The beauty of Tinder
The questions kept coming: “Did you enjoy managing?” Aoun asked. “No,” Rudder replied. “Why not?” Aoun countered. “It’s like dating.”
When a student asked him to name the next big online dating disruptor, Rudder reflected on Tinder, the app that harnessed the power of Facebook to take the industry by storm. “OkCupid always tried to make things cleaner and easier to use,” he said, “and Tinder did that abruptly.”
According to Rudder’s finely honed digital eye, the next online dating app will be hard-pressed to survive for long. The industry is crowded, he said, with strong options for those looking to find love on the Internet. “It will be a tough row to hoe for anybody looking to start a new dating app at this point,” he explained. “I don’t think people appreciate how hard it is to design a dating site that makes people even slightly happy about dating.”

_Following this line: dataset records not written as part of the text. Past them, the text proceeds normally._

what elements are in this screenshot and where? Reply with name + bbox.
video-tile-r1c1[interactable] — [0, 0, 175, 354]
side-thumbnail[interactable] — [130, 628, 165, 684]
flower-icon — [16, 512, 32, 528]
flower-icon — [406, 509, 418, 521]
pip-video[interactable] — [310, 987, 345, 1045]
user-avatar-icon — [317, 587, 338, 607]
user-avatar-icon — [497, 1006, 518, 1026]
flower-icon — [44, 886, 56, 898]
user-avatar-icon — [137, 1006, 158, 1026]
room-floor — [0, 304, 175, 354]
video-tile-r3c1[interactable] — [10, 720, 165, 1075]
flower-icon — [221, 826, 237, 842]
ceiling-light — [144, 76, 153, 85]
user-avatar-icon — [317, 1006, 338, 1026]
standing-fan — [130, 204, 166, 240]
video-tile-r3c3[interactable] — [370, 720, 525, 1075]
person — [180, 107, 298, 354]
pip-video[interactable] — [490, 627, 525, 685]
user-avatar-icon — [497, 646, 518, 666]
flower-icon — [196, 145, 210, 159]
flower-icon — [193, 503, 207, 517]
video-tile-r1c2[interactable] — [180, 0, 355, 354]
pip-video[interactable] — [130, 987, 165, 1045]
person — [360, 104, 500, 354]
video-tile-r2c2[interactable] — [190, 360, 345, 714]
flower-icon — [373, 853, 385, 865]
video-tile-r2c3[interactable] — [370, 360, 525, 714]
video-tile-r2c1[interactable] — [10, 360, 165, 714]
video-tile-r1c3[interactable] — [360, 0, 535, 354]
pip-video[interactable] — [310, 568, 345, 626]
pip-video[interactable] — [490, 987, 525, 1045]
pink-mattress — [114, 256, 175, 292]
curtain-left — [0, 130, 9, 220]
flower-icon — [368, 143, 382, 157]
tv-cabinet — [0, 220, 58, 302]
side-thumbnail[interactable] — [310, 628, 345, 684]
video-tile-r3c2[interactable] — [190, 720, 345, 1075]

Two apps are better than one
If he were to look for his perfect match on the Web, Rudder would join Tinder and OkCupid. Single men and women don’t limit themselves to finding love in one place, like a class or a party, he said, so why would he limit himself to swiping right on one solitary app? He wouldn’t: “Before the advent of apps, you might have met a few of your girlfriends in bars,” he explained, “but that doesn’t mean you’re not going to go to house parties anymore.”